雨滴

 ロクゴノイは、私のことばなど耳に入らなかったように怒鳴った。

「はなしは終わりだ。さっさと出ていってくれ。出ていかないなら巡邏を呼ぶぞ」

 普段なら、なによりも揉め事を避けようとしたであろう。だが、これが最後の機会になるかもしれないのだ。

「呼べばいい。こちらはタルカ将軍の許可を得ている。この都でタルカ将軍以上の命令以上のものがあるとは思えないし、巡邏ごときは私が追い返してやる」

 脅しには脅しだ。

 だが、これくらいの脅しに屈するようであれば、セーチノフ伯はロクゴノイに赤ん坊を預けたりはしないだろう。

「将軍様であろうと、ワシの家には手を出させねぇ。さっさと出ていかないと、犬をけしかけるぞ!」

 急に口が悪くなったが、この男のセーチノフ伯への忠誠心は絶対なのであろう。

 険悪な空気が流れる。

 押してもダメなら、引いてみることも必要か。

「あなたの誠実さはわかった。だから、こうやって頼む」

 頭を深くさげる。

「物心がついた子どもなら、顔を見せることも害になるかもしれないが、まだひと月もたたない赤子だ。一目、顔を見せてもらうだけでいい。このあと、私は戦場に戻り、二度と帰ってこないかもしれないんだ。アストは、私の子ではないといっていたかもしれないが、私の子どもである可能性もある。ヴィーネ神にかけて、顔を一目見るだけで立ち去る。あなたも親の気持ちはわかるだろう。頼む、ひと目でいいんだ」

 顔をあげて、真っすぐロクゴノイの目をみる。

 なにも恥じるところはないし、なんの打算もない。

 ただ、アストが残した忘れ形見をひと目見て、自分の心を納得させたいのだ。

 かなり長い時間、私とロクゴノイは見つめあっていたと思う。先に口を開いたのはロクゴノイだった。

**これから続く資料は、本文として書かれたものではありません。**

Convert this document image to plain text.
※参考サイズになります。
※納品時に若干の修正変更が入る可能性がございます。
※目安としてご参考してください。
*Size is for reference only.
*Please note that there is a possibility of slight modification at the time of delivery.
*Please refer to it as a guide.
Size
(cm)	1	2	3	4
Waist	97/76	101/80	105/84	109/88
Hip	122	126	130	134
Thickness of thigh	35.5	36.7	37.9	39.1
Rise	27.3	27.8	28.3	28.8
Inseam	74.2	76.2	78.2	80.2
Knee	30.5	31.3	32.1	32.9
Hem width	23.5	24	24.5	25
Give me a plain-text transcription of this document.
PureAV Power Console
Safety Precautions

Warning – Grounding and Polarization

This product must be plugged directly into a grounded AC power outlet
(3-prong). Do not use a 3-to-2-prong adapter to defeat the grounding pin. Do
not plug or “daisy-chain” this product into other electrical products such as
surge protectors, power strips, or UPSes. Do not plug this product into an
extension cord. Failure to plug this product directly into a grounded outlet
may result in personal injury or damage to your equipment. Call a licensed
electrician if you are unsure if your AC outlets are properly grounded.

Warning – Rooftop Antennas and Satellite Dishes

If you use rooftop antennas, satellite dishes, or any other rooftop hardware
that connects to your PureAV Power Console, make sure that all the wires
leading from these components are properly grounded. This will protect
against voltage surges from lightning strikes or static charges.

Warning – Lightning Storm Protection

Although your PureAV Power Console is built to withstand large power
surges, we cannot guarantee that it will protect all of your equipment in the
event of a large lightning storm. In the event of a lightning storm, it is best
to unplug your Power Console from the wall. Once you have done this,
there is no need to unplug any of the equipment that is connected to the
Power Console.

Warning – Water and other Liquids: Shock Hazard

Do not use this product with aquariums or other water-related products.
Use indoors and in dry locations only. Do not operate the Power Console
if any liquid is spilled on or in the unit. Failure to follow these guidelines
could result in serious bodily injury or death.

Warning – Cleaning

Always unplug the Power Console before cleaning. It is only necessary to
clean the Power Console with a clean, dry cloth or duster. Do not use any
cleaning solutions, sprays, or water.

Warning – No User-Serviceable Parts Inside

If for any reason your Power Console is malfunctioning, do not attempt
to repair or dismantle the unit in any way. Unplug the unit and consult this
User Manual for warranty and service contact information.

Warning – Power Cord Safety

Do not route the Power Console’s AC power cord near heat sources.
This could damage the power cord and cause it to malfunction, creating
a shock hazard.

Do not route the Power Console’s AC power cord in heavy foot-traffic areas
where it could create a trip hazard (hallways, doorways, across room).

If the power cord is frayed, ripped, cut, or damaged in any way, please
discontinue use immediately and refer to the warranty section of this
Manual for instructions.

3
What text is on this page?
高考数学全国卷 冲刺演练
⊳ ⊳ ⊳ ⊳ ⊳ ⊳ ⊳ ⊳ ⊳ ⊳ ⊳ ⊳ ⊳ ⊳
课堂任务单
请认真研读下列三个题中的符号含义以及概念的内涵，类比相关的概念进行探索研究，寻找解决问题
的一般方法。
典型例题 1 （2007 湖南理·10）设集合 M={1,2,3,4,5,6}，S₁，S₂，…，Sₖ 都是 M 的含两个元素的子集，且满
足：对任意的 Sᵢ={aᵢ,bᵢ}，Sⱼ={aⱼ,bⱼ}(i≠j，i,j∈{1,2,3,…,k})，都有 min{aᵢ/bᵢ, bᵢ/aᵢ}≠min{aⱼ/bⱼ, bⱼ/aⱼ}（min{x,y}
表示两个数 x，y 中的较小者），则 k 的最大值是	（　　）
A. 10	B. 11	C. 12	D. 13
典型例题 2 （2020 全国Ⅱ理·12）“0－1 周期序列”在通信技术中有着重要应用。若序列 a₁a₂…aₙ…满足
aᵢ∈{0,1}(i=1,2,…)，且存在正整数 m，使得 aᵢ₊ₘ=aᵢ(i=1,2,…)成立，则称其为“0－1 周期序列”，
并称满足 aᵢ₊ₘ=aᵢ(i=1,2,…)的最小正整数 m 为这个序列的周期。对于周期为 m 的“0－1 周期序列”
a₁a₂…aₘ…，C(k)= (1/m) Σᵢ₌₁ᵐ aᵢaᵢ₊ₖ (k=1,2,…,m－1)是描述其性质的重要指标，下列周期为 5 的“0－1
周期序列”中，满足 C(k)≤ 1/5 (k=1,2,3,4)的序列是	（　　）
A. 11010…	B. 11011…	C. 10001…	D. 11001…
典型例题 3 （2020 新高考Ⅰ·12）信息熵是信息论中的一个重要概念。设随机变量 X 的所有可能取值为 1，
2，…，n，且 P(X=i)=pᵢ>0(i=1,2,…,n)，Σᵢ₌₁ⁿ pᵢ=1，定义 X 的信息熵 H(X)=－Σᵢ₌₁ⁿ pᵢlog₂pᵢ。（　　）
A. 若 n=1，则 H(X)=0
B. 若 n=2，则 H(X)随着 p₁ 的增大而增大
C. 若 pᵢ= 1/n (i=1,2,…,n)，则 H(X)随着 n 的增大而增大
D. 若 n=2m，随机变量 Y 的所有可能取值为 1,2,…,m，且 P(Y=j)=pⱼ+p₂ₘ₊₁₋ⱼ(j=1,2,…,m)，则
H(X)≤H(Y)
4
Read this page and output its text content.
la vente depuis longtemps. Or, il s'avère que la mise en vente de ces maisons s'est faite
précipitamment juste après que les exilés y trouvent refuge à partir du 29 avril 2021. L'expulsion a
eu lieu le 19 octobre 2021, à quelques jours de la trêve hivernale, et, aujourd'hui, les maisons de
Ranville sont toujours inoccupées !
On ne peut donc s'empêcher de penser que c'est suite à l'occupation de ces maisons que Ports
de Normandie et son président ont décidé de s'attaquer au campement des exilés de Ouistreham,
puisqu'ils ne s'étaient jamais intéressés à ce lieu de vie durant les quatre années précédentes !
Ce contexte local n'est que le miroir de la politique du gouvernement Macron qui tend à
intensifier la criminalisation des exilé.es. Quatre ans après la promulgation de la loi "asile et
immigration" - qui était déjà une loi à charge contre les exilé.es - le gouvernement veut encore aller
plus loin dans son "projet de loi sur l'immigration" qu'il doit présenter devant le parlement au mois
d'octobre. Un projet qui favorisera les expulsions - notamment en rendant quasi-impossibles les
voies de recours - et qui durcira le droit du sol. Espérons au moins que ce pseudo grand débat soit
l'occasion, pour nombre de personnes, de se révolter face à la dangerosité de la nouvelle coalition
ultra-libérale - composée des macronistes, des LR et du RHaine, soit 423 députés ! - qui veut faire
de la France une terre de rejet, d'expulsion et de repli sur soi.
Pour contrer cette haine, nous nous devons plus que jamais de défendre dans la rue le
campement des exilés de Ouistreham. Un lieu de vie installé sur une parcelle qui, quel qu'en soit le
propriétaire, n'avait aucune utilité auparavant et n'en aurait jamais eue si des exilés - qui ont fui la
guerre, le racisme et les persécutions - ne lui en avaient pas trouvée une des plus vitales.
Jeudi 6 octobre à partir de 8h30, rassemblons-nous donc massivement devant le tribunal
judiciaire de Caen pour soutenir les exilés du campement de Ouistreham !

「顔を見るだけで、抱きあげることも許さない。入口から顔を見るだけだぞ」

 ロクゴノイは、なにもいわずに入口の部屋から奥に入っていった。

 その後について奥の部屋に入ると、先ほど入口の扉を開けた年配の女性が赤ん坊をあやしている。

 早産だったのだ。赤子はとても小さく弱々しく見えた。

 その顔にアストの面影があるようにも思えたが、この距離だとよくわからない。

 近づこうと前に足を踏み出したところで、ロクゴノイが肩を強い力でつかんだ。

「約束を忘れたか。それに、そんな汚れた体で赤子に近づくと病気になるぞ」

 もっともな指摘だ。こんなあかにまみれた体で近づくのは間違っている。

「すまない。約束は守る」

 自分の子どもであるかどうかなどわからなかったが、無垢な赤ん坊の姿をみると、そんなことはどうでもよいことのように思えた。少なくともあの赤ん坊は、アストの子どもなのだ。

「ありがとう。これで思い残すことはない。最後にひとつききたいんだが、かまわないか」

「ああ、なにがききたいか、ワシにはわかってるよ。あの子は立派な男の子で、名前はエイヴァル。小さく生まれたが、ワシたちが大きく育てる。育ててみせるさ」

 この夫婦なら、最善を尽くしてくれるだろう。

「これ以上は未練になります。もし生き延びることができれば、また顔を出すことがあるかもしれないが、今日はこれで帰ることにします。あの子を頼みます」

 もう一度深く頭を下げる。

 清潔に磨き上げられた廊下の床を、なぜか雨滴うてきが濡らしていた。

 その時、自分の双眸から涙があふれていることに、はじめて気がつく。なぜ泣いているのかはわからなかったが、楽しかったことも、嫌なことも、すべてが涙とともに流れ出していくように感じた。

「ロクゴノイさん、ありがとうございました」

 そういうと、私は逃げるようにロクゴノイ装具店を後にした。